Consider the straight line $$l$$. Let $$P\left( {x,y} \right)$$ be any point on the given line $$l$$. Suppose that $$\alpha $$ is the inclination of the line $$l$$ as shown in the given diagram, i.e. $$\tan \alpha = m$$

Take $$c$$ as a $$Y$$-intercept of the straight line because it cuts the $$Y$$-axis at the point $$Q\left( {0,c} \right)$$, i.e. $$OQ = c = Y$$-intercept.

From point $$P$$ draw $$PM$$ perpendicular to the $$X$$-axis, and from $$Q$$ draw $$QR$$ perpendicular to the $$PM$$.

Now from the given diagram, consider the triangle $$\Delta PQR$$, i.e. $$m\angle RQP = \alpha $$.

By the definition of slope we take

\[\begin{gathered} \tan \alpha = \frac{{PR}}{{QR}} = \frac{{PM – RM}}{{OM}} \\ \Rightarrow \tan \alpha = \frac{{PM – OQ}}{{OM}} \\ \Rightarrow \tan \alpha = \frac{{y – c}}{x} \\ \end{gathered} \]

Now by the definition we can use $$m$$ instead of $$\tan \alpha $$, and we get

\[\begin{gathered} \Rightarrow m = \frac{{y – c}}{x} \\ \Rightarrow mx = y – c \\ \end{gathered} \]

\[\boxed{y = mx + c}\]

This is the equation of a straight line having the slope $$m$$ and Y-intercept $$c$$.

__NOTE__**:** It may be noted that if the line passes through the origin $$\left( {0,0} \right)$$, then take the $$Y$$-intercept is equal to zero i.e. $$c = 0$$, so the equation of a straight line becomes $$y = mx$$.
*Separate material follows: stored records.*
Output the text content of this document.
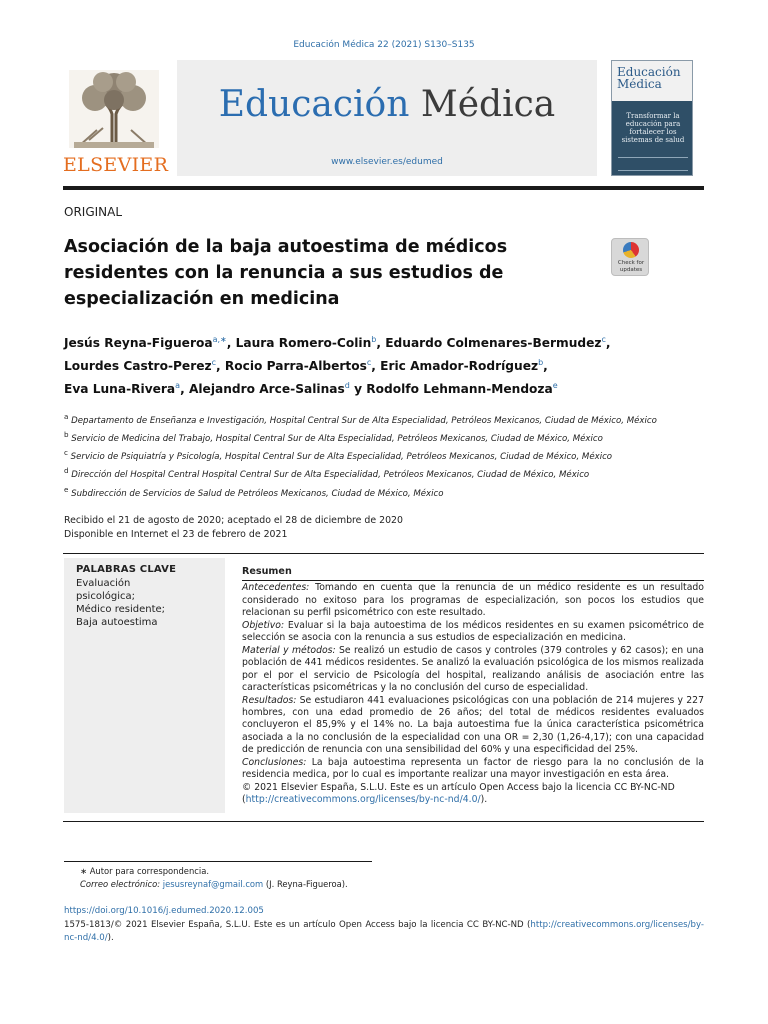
Educación Médica 22 (2021) S130–S135
ELSEVIER
Educación Médica
www.elsevier.es/edumed
Educación
Médica
Transformar la educación para fortalecer los sistemas de salud
ORIGINAL
Asociación de la baja autoestima de médicos residentes con la renuncia a sus estudios de especialización en medicina
Check for
updates
Jesús Reyna-Figueroa$^{a,∗}$, Laura Romero-Colin$^b$, Eduardo Colmenares-Bermudez$^c$,
Lourdes Castro-Perez$^c$, Rocio Parra-Albertos$^c$, Eric Amador-Rodríguez$^b$,
Eva Luna-Rivera$^a$, Alejandro Arce-Salinas$^d$ y Rodolfo Lehmann-Mendoza$^e$
$^a$ Departamento de Enseñanza e Investigación, Hospital Central Sur de Alta Especialidad, Petróleos Mexicanos, Ciudad de México, México
$^b$ Servicio de Medicina del Trabajo, Hospital Central Sur de Alta Especialidad, Petróleos Mexicanos, Ciudad de México, México
$^c$ Servicio de Psiquiatría y Psicología, Hospital Central Sur de Alta Especialidad, Petróleos Mexicanos, Ciudad de México, México
$^d$ Dirección del Hospital Central Hospital Central Sur de Alta Especialidad, Petróleos Mexicanos, Ciudad de México, México
$^e$ Subdirección de Servicios de Salud de Petróleos Mexicanos, Ciudad de México, México
Recibido el 21 de agosto de 2020; aceptado el 28 de diciembre de 2020
Disponible en Internet el 23 de febrero de 2021
PALABRAS CLAVE
Evaluación
psicológica;
Médico residente;
Baja autoestima
Resumen
Antecedentes: Tomando en cuenta que la renuncia de un médico residente es un resultado considerado no exitoso para los programas de especialización, son pocos los estudios que relacionan su perfil psicométrico con este resultado.
Objetivo: Evaluar si la baja autoestima de los médicos residentes en su examen psicométrico de selección se asocia con la renuncia a sus estudios de especialización en medicina.
Material y métodos: Se realizó un estudio de casos y controles (379 controles y 62 casos); en una población de 441 médicos residentes. Se analizó la evaluación psicológica de los mismos realizada por el por el servicio de Psicología del hospital, realizando análisis de asociación entre las características psicométricas y la no conclusión del curso de especialidad.
Resultados: Se estudiaron 441 evaluaciones psicológicas con una población de 214 mujeres y 227 hombres, con una edad promedio de 26 años; del total de médicos residentes evaluados concluyeron el 85,9% y el 14% no. La baja autoestima fue la única característica psicométrica asociada a la no conclusión de la especialidad con una OR = 2,30 (1,26-4,17); con una capacidad de predicción de renuncia con una sensibilidad del 60% y una especificidad del 25%.
Conclusiones: La baja autoestima representa un factor de riesgo para la no conclusión de la residencia medica, por lo cual es importante realizar una mayor investigación en esta área.
© 2021 Elsevier España, S.L.U. Este es un artículo Open Access bajo la licencia CC BY-NC-ND
(http://creativecommons.org/licenses/by-nc-nd/4.0/).
∗ Autor para correspondencia.
Correo electrónico: jesusreynaf@gmail.com (J. Reyna-Figueroa).
https://doi.org/10.1016/j.edumed.2020.12.005
1575-1813/© 2021 Elsevier España, S.L.U. Este es un artículo Open Access bajo la licencia CC BY-NC-ND (http://creativecommons.org/licenses/by-nc-nd/4.0/).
__Example__**:** Find the equation of a straight line having the slope $$3$$ and $$Y$$-intercept equal to 8.

Here we have slope $$m = 3$$ and $$Y$$-intercept $$c = 8$$

Now using the formula of straight line having the slope and $$Y$$-intercept

\[y = mx + c\]

Substitute the above values in the formula to get the equation of a straight line

\[y = 3x + 8\]

\[3x – y + 8 = 0\]

This is the required equation of a straight line.